3. The connection assembly for air supply device as claimed in claim 1, wherein the housing member is provided on two axial lateral outer surfaces with an elongated retaining arm each; the retaining arms respectively having a proximal end connected to the lateral outer surface of the housing member and a free distal end formed into a hook portion and a push portion; and the chamber having a channel and a retaining hole sequentially provided on each of two axial lateral inner surfaces thereof at positions corresponding to a linear path, along which the retaining arm is moved into the coupler.

4. The connection assembly for air supply device as claimed in claim 1, wherein the air inlet pipes are provided on around respective distal end with an annular groove.

5. The connection assembly for air supply device as claimed in claim 2, wherein the chamber further has a raised portion formed on an outer surface thereof corresponding to each guide groove provided on the chamber's inner surface, and the housing member further having an extended portion formed on around the other axial end adjacent to the air outlet pipe.

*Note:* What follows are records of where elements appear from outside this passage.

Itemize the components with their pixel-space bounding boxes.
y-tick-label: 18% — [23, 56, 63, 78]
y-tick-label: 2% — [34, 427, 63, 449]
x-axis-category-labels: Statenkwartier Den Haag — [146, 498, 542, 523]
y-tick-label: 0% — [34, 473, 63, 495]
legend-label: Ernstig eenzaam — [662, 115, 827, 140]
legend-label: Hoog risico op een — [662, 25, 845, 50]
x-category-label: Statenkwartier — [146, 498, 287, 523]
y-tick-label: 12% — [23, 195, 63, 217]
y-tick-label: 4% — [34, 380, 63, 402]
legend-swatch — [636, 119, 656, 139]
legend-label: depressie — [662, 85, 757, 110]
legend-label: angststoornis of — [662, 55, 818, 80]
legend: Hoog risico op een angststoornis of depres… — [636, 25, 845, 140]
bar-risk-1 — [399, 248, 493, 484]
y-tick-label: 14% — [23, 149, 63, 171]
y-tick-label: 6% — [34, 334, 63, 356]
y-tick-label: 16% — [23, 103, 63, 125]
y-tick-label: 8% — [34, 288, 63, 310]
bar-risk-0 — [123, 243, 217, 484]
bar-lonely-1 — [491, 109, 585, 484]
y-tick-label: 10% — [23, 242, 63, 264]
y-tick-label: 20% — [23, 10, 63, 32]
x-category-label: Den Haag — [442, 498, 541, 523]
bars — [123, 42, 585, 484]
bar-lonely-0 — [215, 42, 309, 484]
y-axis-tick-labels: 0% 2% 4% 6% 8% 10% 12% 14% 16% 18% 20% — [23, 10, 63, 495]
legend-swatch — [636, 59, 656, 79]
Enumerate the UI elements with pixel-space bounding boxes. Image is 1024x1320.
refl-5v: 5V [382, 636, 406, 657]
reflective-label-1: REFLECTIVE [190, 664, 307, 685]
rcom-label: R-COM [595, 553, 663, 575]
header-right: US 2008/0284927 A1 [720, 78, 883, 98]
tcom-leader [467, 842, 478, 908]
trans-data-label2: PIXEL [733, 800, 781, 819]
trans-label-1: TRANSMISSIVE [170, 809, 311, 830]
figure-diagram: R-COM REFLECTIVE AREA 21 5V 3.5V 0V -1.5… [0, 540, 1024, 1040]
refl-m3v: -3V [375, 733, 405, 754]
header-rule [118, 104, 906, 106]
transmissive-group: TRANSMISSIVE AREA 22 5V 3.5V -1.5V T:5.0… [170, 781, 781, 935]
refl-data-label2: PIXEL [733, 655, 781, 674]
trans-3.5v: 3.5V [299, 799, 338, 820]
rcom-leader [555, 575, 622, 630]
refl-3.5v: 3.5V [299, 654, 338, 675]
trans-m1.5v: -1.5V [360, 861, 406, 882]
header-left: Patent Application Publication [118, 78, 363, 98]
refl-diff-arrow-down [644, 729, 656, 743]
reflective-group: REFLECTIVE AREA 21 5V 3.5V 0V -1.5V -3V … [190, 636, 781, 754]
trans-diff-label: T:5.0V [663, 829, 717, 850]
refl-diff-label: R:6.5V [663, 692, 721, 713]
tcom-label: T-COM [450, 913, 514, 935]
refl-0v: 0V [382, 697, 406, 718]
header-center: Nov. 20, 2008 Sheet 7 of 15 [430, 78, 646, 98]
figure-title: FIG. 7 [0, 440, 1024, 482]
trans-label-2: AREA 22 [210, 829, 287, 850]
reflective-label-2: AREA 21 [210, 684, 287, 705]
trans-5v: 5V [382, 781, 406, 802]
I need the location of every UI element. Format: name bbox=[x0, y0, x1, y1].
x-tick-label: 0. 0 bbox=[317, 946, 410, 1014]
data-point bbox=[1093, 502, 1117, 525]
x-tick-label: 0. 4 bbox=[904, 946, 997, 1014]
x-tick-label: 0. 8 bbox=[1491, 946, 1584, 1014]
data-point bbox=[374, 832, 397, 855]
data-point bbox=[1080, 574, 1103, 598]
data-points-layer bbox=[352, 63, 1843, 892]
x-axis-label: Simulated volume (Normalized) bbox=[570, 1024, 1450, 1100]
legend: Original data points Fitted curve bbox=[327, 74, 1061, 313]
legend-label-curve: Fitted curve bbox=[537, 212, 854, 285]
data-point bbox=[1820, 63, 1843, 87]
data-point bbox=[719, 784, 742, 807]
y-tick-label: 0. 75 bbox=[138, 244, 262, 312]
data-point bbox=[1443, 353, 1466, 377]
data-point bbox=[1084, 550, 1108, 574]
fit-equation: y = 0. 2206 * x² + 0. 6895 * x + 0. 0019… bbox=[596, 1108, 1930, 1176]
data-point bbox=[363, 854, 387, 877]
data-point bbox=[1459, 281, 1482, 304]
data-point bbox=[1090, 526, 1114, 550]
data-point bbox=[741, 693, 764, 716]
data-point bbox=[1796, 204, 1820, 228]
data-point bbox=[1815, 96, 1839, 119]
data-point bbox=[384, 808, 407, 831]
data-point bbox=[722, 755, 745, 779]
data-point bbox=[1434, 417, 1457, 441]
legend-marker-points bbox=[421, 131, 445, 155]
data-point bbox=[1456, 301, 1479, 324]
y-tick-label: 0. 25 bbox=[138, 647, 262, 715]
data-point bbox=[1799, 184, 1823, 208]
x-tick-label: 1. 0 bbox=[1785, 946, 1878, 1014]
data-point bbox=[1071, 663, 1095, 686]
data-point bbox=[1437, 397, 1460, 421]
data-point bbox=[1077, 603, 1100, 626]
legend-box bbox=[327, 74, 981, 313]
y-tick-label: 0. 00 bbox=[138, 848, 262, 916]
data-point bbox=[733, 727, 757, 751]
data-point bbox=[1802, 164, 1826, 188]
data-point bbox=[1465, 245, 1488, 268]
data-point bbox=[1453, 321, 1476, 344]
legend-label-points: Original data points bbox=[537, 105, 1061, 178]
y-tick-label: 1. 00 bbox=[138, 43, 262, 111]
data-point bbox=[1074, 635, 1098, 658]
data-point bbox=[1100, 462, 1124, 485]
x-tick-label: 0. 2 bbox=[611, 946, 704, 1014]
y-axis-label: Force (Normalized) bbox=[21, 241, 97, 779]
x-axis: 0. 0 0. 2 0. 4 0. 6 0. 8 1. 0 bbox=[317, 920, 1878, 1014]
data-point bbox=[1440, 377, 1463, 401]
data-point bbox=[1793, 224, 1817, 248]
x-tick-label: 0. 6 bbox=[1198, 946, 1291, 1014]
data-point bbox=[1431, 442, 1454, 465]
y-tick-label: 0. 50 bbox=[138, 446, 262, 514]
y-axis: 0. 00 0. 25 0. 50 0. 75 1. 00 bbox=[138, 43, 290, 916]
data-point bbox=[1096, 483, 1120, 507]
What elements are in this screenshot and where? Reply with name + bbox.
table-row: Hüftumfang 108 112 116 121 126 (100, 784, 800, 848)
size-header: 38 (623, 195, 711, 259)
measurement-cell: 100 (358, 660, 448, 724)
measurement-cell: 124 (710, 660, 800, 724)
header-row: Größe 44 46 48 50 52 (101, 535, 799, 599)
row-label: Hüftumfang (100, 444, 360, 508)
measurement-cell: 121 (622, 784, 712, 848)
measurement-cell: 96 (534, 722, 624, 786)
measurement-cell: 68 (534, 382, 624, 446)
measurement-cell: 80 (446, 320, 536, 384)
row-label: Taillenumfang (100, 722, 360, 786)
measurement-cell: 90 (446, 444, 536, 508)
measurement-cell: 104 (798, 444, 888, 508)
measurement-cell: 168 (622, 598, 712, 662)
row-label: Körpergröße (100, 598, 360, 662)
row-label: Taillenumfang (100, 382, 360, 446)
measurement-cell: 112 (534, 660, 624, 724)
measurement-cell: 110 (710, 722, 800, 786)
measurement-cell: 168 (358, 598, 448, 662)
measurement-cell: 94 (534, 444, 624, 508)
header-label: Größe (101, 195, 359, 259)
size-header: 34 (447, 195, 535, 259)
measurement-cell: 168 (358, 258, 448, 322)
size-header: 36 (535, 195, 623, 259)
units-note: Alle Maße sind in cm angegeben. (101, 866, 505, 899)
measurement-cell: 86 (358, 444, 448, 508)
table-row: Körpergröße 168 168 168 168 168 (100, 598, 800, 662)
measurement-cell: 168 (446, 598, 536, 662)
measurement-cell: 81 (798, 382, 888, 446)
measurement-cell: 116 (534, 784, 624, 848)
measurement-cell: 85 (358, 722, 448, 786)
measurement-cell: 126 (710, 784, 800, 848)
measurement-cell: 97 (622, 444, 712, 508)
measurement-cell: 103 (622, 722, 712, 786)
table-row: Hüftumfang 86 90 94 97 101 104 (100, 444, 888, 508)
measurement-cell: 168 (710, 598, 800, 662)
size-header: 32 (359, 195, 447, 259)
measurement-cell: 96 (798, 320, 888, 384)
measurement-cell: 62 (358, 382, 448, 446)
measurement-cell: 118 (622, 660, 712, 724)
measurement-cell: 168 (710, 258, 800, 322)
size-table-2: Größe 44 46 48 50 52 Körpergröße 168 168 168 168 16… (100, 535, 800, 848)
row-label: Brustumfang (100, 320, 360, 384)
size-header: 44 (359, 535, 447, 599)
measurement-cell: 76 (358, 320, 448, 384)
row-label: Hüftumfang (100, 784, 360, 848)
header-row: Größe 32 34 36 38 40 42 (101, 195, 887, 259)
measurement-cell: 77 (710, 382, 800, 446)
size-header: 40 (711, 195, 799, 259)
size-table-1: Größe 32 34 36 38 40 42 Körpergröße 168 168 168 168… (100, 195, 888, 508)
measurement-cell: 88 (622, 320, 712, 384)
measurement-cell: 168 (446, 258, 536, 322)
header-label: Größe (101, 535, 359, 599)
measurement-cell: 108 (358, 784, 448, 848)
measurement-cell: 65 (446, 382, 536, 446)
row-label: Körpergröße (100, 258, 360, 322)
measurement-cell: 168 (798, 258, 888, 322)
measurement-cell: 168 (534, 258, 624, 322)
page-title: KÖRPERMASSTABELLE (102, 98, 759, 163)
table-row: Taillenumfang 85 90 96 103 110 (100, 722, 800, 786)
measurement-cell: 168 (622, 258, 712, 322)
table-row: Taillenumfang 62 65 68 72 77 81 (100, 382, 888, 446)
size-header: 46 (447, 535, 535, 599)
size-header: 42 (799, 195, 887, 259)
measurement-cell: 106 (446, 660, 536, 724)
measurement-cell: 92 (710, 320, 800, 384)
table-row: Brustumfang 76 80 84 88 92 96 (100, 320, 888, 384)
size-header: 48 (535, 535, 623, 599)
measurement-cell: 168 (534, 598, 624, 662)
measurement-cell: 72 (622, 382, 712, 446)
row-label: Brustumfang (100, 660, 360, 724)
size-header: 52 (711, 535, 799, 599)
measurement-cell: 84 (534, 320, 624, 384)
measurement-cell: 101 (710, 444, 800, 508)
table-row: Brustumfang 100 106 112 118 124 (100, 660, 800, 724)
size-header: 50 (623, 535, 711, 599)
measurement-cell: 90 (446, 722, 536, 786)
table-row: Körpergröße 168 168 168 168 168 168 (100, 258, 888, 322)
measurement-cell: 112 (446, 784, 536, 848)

6. The connection assembly for air supply device as claimed in claim 1, wherein the coupling pipes respectively have a diameter-expanded seat section and a diameter-reduced air path section.

7. The connection assembly for air supply device as claimed in claim 1, wherein the air outlet pipe is formed on a cap; and the cap being covered onto the other axial end of the housing member to close the air space, so that air supplied into the air space can flow out of the air space only via the air outlet pipe.